History and context
ILRIG was founded in 1983 as a labour service organisation dedicated to research, education, training, and production of popular materials in the interests of then advancing unions and workers power.
ILRIG has generally focused on international labour, economic and political issues in the context of contributing to solidarity amongst workers across the globe. In its early years ILRIG became known for the publication of popular worker history materials, particularly booklet histories of workers in Botswana, Brazil, Mozambique, Tanzania, Kenya, and Bolivia.
In more recent years ILRIG’s overall focus has shifted to the process of globalisation, with a number of projects linked to contributing to a working class critique of the free market and the exploration of alternatives to TNC dominance. ILRIG’s constituency has also changed in recent years with its orientation now jointly towards the emerging social movements and the trade unions, with a view to facilitating greater unity between these two initiatives within the working class.

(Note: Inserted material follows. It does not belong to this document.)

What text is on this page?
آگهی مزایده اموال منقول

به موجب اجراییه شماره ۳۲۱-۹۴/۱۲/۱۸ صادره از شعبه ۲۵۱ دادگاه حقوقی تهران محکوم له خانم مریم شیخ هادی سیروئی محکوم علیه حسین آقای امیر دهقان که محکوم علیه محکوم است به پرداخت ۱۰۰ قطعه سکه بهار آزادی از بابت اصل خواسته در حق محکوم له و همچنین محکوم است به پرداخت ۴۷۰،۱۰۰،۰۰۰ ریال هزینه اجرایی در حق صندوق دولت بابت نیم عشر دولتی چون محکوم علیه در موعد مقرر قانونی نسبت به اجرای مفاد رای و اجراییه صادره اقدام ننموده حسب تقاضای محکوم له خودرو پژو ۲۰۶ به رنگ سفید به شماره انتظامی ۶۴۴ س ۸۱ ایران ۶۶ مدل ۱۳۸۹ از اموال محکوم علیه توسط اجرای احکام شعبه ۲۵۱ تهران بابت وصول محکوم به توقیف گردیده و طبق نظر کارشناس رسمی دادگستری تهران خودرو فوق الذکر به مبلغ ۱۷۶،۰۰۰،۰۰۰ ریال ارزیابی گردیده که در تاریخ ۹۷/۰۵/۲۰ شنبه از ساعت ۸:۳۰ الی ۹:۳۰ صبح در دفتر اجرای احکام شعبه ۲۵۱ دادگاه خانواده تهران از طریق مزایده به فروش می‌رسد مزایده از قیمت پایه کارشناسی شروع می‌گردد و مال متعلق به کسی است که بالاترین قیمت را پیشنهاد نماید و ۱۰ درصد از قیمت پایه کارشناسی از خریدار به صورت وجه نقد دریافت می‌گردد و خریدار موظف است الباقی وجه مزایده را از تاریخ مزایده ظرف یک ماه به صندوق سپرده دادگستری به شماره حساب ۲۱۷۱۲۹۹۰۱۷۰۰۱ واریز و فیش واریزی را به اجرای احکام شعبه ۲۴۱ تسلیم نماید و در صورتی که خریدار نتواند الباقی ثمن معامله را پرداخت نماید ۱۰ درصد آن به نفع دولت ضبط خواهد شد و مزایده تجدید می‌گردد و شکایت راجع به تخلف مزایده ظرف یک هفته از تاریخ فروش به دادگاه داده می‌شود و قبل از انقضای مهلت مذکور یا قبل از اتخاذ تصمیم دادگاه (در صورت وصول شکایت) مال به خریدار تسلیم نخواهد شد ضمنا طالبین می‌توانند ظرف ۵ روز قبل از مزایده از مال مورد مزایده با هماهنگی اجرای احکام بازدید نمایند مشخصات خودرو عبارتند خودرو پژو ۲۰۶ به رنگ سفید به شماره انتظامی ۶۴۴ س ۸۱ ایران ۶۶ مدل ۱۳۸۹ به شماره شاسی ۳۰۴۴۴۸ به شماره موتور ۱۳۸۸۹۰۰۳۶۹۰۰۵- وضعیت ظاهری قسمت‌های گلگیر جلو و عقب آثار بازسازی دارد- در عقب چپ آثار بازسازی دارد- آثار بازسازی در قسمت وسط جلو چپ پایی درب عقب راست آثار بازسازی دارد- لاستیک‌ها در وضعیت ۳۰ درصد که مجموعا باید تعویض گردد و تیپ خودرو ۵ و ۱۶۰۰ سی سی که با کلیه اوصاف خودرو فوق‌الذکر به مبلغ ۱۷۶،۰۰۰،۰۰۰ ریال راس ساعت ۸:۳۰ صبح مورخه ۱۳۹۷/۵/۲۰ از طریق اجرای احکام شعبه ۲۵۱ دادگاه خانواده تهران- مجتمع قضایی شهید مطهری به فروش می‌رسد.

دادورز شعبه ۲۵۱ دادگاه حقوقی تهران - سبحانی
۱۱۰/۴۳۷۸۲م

The Context of ILRIG’s Work
The 21st century world economy has a number of characteristics which have impacted on developments in South Africa and the greater African region:
– The global spread of neo-liberal economics, characterised by deregulation, privatisation, industrial restructuring and cuts in social spending;
– The growth and increased mobility of global corporate power, including South African transnational corporations, with about forty percent of all world trade taking place within individual transnational corporations;
– The liberalisation of international investment and trade relations, engineered through the World Trade Organisation and the domination of finance markets and speculation over production.
– The reorganisation and flexibilisation of production and work, resulting in a small layer of permanently employed workers in contrast to a majority of unskilled and casualised or informalised workers.

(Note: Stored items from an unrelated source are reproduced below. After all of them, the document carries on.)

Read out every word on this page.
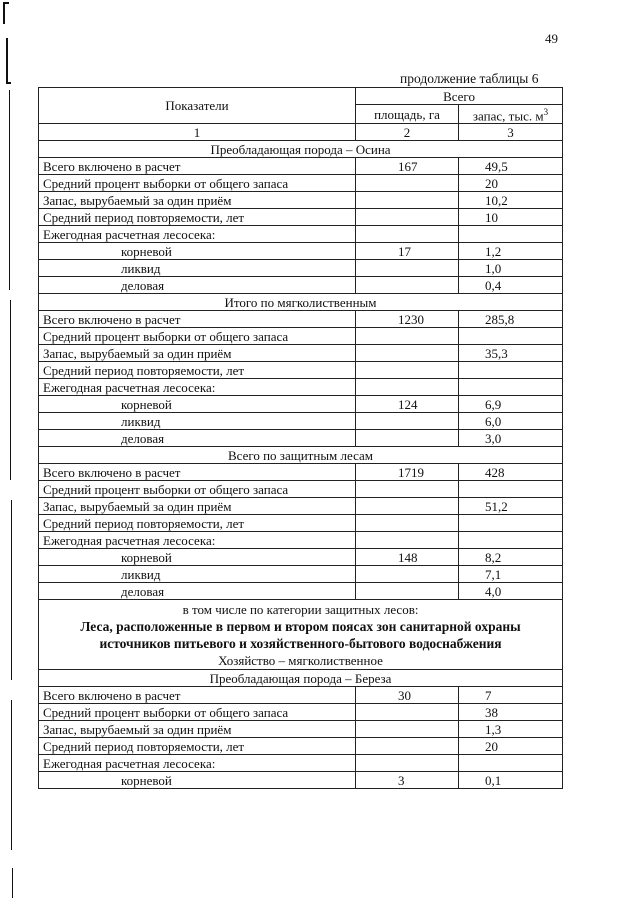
49
продолжение таблицы 6
Показатели	Всего	
	площадь, га	запас, тыс. $м^3$
1	2	3
Преобладающая порода – Осина		
Всего включено в расчет	167	49,5
Средний процент выборки от общего запаса		20
Запас, вырубаемый за один приём		10,2
Средний период повторяемости, лет		10
Ежегодная расчетная лесосека:		
корневой	17	1,2
ликвид		1,0
деловая		0,4
Итого по мягколиственным		
Всего включено в расчет	1230	285,8
Средний процент выборки от общего запаса		
Запас, вырубаемый за один приём		35,3
Средний период повторяемости, лет		
Ежегодная расчетная лесосека:		
корневой	124	6,9
ликвид		6,0
деловая		3,0
Всего по защитным лесам		
Всего включено в расчет	1719	428
Средний процент выборки от общего запаса		
Запас, вырубаемый за один приём		51,2
Средний период повторяемости, лет		
Ежегодная расчетная лесосека:		
корневой	148	8,2
ликвид		7,1
деловая		4,0

в том числе по категории защитных лесов:
Леса, расположенные в первом и втором поясах зон санитарной охраны
источников питьевого и хозяйственного-бытового водоснабжения
Хозяйство – мягколиственное		

Преобладающая порода – Береза		
Всего включено в расчет	30	7
Средний процент выборки от общего запаса		38
Запас, вырубаемый за один приём		1,3
Средний период повторяемости, лет		20
Ежегодная расчетная лесосека:		
корневой	3	0,1
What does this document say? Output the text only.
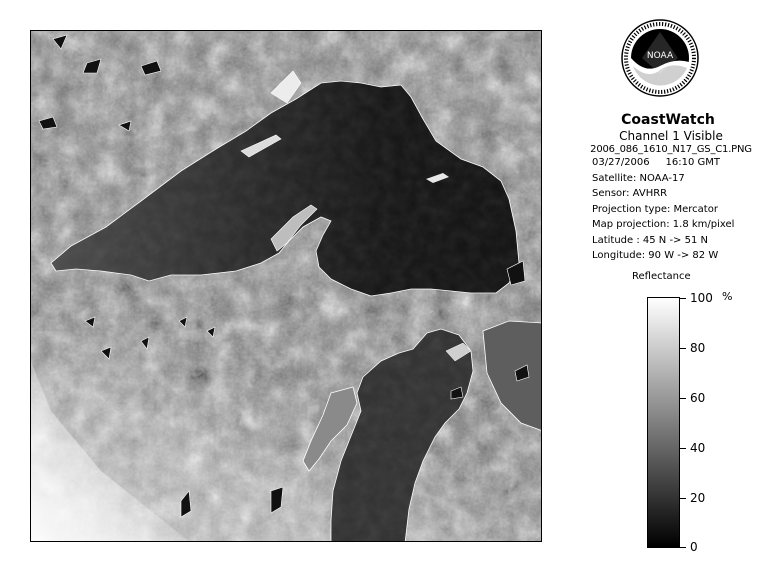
NOAA
CoastWatch
Channel 1 Visible
2006_086_1610_N17_GS_C1.PNG
03/27/2006 16:10 GMT
Satellite: NOAA-17
Sensor: AVHRR
Projection type: Mercator
Map projection: 1.8 km/pixel
Latitude : 45 N -> 51 N
Longitude: 90 W -> 82 W
Reflectance
%
100
80
60
40
20
0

– The generally negative impact of these developments on women in particular, and the increased incorporation of women into waged work, but in informalised, poorly paid and vulnerable working conditions.

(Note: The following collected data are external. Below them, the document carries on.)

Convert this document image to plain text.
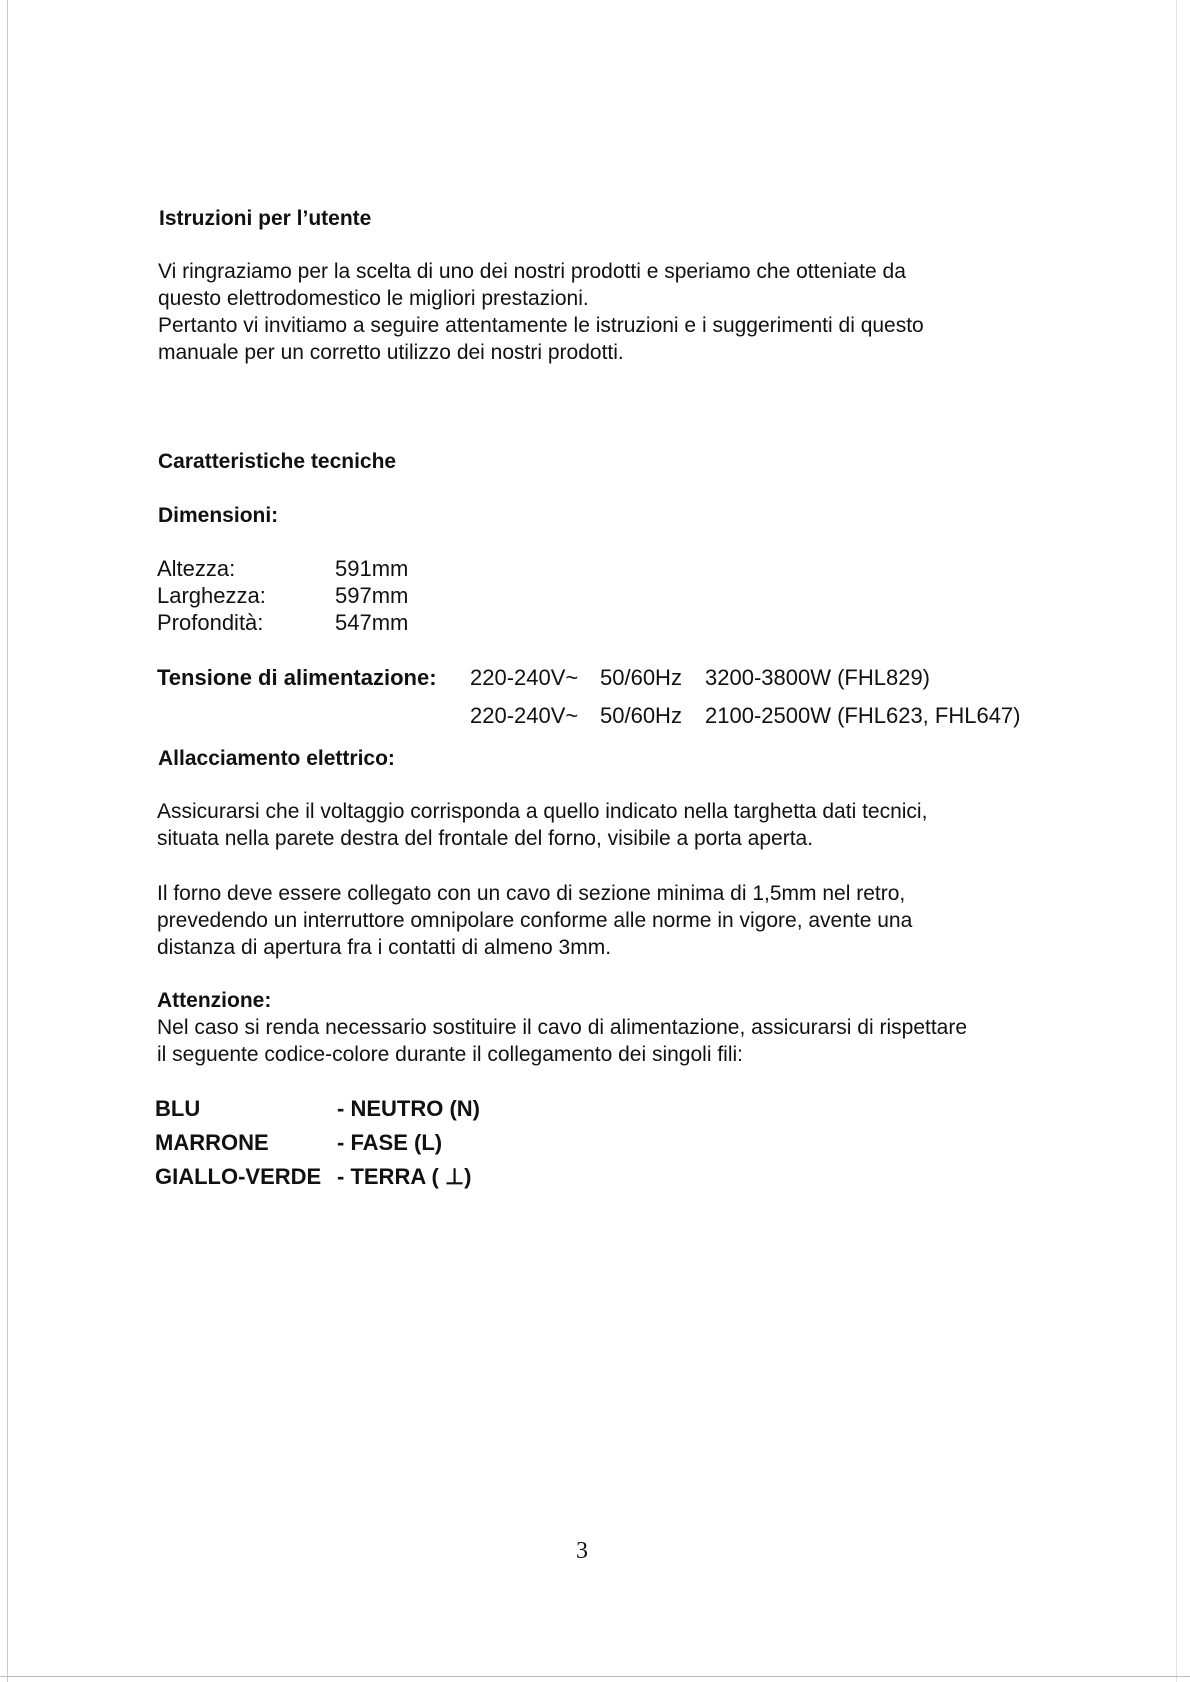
Istruzioni per l’utente
Vi ringraziamo per la scelta di uno dei nostri prodotti e speriamo che otteniate da
questo elettrodomestico le migliori prestazioni.
Pertanto vi invitiamo a seguire attentamente le istruzioni e i suggerimenti di questo
manuale per un corretto utilizzo dei nostri prodotti.
Caratteristiche tecniche
Dimensioni:
Altezza:	591mm
Larghezza:	597mm
Profondità:	547mm
Tensione di alimentazione: 220-240V~ 50/60Hz 3200-3800W (FHL829)
220-240V~ 50/60Hz 2100-2500W (FHL623, FHL647)
Allacciamento elettrico:
Assicurarsi che il voltaggio corrisponda a quello indicato nella targhetta dati tecnici,
situata nella parete destra del frontale del forno, visibile a porta aperta.
Il forno deve essere collegato con un cavo di sezione minima di 1,5mm nel retro,
prevedendo un interruttore omnipolare conforme alle norme in vigore, avente una
distanza di apertura fra i contatti di almeno 3mm.
Attenzione:
Nel caso si renda necessario sostituire il cavo di alimentazione, assicurarsi di rispettare
il seguente codice-colore durante il collegamento dei singoli fili:
BLU	- NEUTRO (N)
MARRONE	- FASE (L)
GIALLO-VERDE - TERRA ( ⊥)
3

South Africa has radically opened its economy to and championed the cause of its own transitional companies and for TNCs internationally. These neo-liberal economic policies have impacted on the lives of millions of ordinary South Africans leaving them poorer and less serviced while the wealth gap increases. This has had serious implications for working people and the poor in South Africa, and for women in particular. And as South African companies become dominant investors in Africa the neo-liberal policies of privatisation and cost recovery have been exported. Social movements, trade unions, women’s organisations and other community-based organisations in South and Southern Africa are therefore faced with important challenges. There is a critical need for capacity building in order to challenge the current neo-liberal policies and to seek alternatives which place people’s needs before profits.
Since South Africa’s reinsertion into the world economy there is a growing need for organisations to understand their experiences in a global context, to draw from the experiences of organisations world-wide in the development of strategies, and to build international worker solidarity.